Thursday, January 30, 2014

When we return... and why we stopped

Today's blog, is, I think, aptly named.

Now that school has resumed (can I hear a Eureka?) and Christmas is over (pooh!) and the edits are done, I can finally settle back into the story I've been working on for some time.

Sure, I should be working on something else, but I need that zing of creativity at the moment to right my world.

With great trepidation, I open the file. Finally, there before me is the masterpiece I'm creating. So different from anything else I've written. My historical...

Gulp. It's been months (at least two) since I've looked at the file. I haven't really had time to consider it, to think about it, to get back into the headspace to write the words and continue the theme. How the hell can I possibly begin to drop back into the story?
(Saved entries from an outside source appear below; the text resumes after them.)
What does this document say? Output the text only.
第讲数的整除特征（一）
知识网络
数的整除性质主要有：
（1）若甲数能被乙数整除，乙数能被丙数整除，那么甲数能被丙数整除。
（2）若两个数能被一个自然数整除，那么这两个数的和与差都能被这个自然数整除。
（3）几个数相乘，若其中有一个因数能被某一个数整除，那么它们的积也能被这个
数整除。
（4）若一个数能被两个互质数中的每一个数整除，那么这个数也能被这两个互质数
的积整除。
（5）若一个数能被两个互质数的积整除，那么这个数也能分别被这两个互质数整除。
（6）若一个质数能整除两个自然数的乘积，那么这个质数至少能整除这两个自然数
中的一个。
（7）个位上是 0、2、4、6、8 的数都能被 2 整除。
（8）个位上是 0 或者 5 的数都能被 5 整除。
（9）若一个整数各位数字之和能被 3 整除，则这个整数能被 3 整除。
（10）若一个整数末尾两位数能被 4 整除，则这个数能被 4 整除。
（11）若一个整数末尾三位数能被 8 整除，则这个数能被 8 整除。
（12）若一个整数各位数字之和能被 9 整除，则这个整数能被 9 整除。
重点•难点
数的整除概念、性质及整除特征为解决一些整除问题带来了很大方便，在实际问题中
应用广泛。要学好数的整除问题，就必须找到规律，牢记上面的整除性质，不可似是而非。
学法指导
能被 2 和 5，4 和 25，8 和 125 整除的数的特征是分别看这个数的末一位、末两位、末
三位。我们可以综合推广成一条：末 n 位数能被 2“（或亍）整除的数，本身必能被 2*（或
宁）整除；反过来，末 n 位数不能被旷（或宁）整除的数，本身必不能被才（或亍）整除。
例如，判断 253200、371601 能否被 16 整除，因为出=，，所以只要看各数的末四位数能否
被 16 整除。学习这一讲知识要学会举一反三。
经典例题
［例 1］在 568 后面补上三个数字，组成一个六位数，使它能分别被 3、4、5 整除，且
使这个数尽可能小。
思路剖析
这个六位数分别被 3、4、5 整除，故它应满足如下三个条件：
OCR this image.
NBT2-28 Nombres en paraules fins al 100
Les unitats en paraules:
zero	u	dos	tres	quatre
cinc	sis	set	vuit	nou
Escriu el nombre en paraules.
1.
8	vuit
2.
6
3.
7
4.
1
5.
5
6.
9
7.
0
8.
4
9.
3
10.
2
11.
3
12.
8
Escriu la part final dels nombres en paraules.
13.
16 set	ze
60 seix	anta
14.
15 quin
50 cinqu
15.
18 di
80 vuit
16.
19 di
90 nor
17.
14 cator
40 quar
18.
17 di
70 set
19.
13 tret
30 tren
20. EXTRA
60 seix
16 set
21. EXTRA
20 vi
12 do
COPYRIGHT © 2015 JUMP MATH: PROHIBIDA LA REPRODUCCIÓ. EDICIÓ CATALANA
I sweat. Shake. Shiver, even.

What if I... stuff it up?

All things I fear. But I need this. It's there, the story is just beyond my grasp.

I open my files, the research docs and spreadsheets, I read through the scenes I've already written.

Oh yes, I read them - Out Loud. (Thankfully no one else is home.)

I listen to my voice, think about the words. A tiny change here and there is okay, because it's letting me immerse myself in the story.

Then there - the light shines and the story tumbles from my fingers, twisting and twining it's way toward my next goal.

Sometimes the art of coming back to a piece is challenging. (Challenges are great - in moderation!) Depending on the reason for stopping (for me it was like a mental exhaustion and pending edits/finish series work etc) all you can do is walk away from a manuscript.

Was it a case of "writer's block?"

I don't think so.

See, I've never been one to push what isn't there. When the story stops flowing, I listen to my inner voice. You know the one -- It's tenacious and insidious. It's the one that says "you're stuck, give it a rest" -- but I like it enough to keep it around. Why? I can hear your questions!

It keeps me focussed most of the time, then hints that maybe I'm pushing too hard when things get tough. It has saved me tons of re-writes and angst, pain and anger. All because I let it direct my creative efforts.

It's also the one that says, "You're ready to resume."

So what has my inner voice got to do with returning? Reopening a manuscript? Lots! See, today, with edits done and kids off my hands, it's whispered in the low and sultry tone... "Come back! Write. You're ready." And dutifully, I have. Its not quite lunchtime and I've managed 1000 words.

Not a lot, it's true, but after 2 months away, it feels like a breath of fresh air. The words are there and I'm heading back to welcome them.

That's the way I work, but I'd love to hear how you handle returning to a manuscript after a break - as well as why you took that time out.